SABBA
Nel XV secolo, inquisitori e demonologi diffondevano descrizioni raccapriccianti di questi raduni. Parlavano di streghe che viaggiavano su scope, trasportate da demoni o dal diavolo sotto forma di capra, oppure che si ungevano con unguenti allucinogeni - belladonna, giusquiamo, mandragora - che davano l'impressione di volare. Nel luogo prestabilito, spesso immaginato come un prato remoto o la cima di una montagna, si univano in una festa sfrenata sotto l'autorità del Diavolo, che appariva sotto forma di capra. Lì danzavano in cerchio, banchettavano con abbandono e mettevano in atto rituali che rappresentavano i sacramenti cristiani alla rovescia: una parodia nera della messa, un battesimo blasfemo, una comunione grottesca. Si diceva che orge, patti con Satana e il culto del caprone segnassero il culmine del sabba.
La geografia forniva ulteriore supporto a queste leggende. Nei Paesi Baschi, il luogo di incontro delle streghe era chiamato akelarre, letteralmente “il prato del caprone”. In Germania, il sabba assumeva la forma della Walpurgisnacht, celebrata sul monte Brocken della catena montuosa dell'Harz. In Italia e in Svizzera, si credeva che le alte valli e le cime alpine fossero infestate dai raduni delle streghe, mentre in Scandinavia si diceva che le streghe volassero a Blåkulla, la misteriosa “Collina Blu”. Sebbene non esistesse un paesaggio comune a tutte le tradizioni, l'idea di un luogo elevato e liminale, al di fuori della portata della vita ordinaria, era costante.
Se tali incontri abbiano realmente avuto luogo è una questione diversa. Gli studiosi oggi interpretano il sabba come un costrutto culturale piuttosto che un evento storico, una miscela di ricordi popolari di antichi riti di fertilità, visioni oniriche indotte da erbe e le ansie di un immaginario clericale ossessionato dall'eresia e dal peccato. Il sabba era una proiezione: una fantasia di piacere proibito, un incubo di disordine sociale e una comoda sceneggiatura attraverso la quale le autorità potevano accusare, interrogare e condannare.
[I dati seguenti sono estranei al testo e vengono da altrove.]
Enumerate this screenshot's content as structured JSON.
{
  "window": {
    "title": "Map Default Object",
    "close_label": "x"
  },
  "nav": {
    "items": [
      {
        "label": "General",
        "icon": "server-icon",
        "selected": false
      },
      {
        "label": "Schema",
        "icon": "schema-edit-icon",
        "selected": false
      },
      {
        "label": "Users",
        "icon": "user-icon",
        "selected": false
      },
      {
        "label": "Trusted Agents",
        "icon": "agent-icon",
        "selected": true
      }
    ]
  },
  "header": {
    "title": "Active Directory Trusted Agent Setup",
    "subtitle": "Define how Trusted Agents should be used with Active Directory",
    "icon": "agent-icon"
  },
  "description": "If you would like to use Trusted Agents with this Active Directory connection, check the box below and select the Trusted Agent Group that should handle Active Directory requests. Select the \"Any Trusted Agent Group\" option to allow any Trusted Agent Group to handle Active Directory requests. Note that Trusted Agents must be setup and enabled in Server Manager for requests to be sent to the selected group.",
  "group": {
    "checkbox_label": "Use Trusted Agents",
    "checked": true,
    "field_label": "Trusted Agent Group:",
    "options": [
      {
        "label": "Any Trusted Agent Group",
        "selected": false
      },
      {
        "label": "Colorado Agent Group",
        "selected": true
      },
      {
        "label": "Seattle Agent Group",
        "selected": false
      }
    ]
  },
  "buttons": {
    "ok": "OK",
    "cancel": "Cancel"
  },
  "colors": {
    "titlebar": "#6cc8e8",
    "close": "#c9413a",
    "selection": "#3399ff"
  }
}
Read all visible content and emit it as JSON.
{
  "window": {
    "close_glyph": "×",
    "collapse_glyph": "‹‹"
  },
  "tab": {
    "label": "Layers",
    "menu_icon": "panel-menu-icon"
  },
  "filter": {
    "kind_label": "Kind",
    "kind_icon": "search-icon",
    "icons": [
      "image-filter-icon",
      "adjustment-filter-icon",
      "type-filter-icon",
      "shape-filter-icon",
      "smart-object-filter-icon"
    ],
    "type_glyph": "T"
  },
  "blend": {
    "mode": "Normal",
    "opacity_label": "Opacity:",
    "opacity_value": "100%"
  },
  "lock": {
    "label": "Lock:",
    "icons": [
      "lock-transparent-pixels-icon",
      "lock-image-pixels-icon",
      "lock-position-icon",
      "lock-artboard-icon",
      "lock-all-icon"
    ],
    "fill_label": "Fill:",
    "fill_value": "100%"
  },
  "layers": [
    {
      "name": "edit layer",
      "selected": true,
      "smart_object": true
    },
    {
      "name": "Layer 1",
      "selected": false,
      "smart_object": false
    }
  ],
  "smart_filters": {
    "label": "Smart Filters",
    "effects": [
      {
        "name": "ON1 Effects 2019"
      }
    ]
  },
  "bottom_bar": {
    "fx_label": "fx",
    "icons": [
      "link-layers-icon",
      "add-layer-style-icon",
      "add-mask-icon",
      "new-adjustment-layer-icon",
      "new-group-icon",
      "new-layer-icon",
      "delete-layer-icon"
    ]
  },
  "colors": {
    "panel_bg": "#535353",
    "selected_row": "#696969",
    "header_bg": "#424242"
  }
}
Eppure il mito si rivelò fertile per la cultura. Nell'arte, El aquelarre (Il grande caprone) di Goya presenta una visione cruda del raduno delle streghe, dominato dalla figura incombente di un diavolo con la testa di capra che presiede i partecipanti terrorizzati. Nella musica, la Symphonie fantastique di Berlioz culmina in un "Sogno di un sabba delle streghe”, dove risate grottesche e il Dies Irae si fondono in una danza macabra. Anche in tempi moderni, il nome permane nella cultura popolare - dai romanzi e dai film alla band heavy metal Black Sabbath - come sinonimo di proibito, notturno e sovversivo.
Dal punto di vista psicologico, il sabba funzionava come un carnevale-ombra, un luogo in cui i valori della vita ordinaria venivano ribaltati. Era una fantasia di liberazione, che indulgeva nel proibito, ma anche uno strumento di repressione, usato per colpire le donne in certi ruoli e situazioni nella società: levatrici, guaritrici, vedove o qualunque donna la cui indipendenza destasse sospetti. Credere nel sabba significava ammettere che da qualche parte, lontano dagli occhi, il mondo era capovolto. Accusare qualcuno di parteciparvi significava sorvegliare i confini della conformità.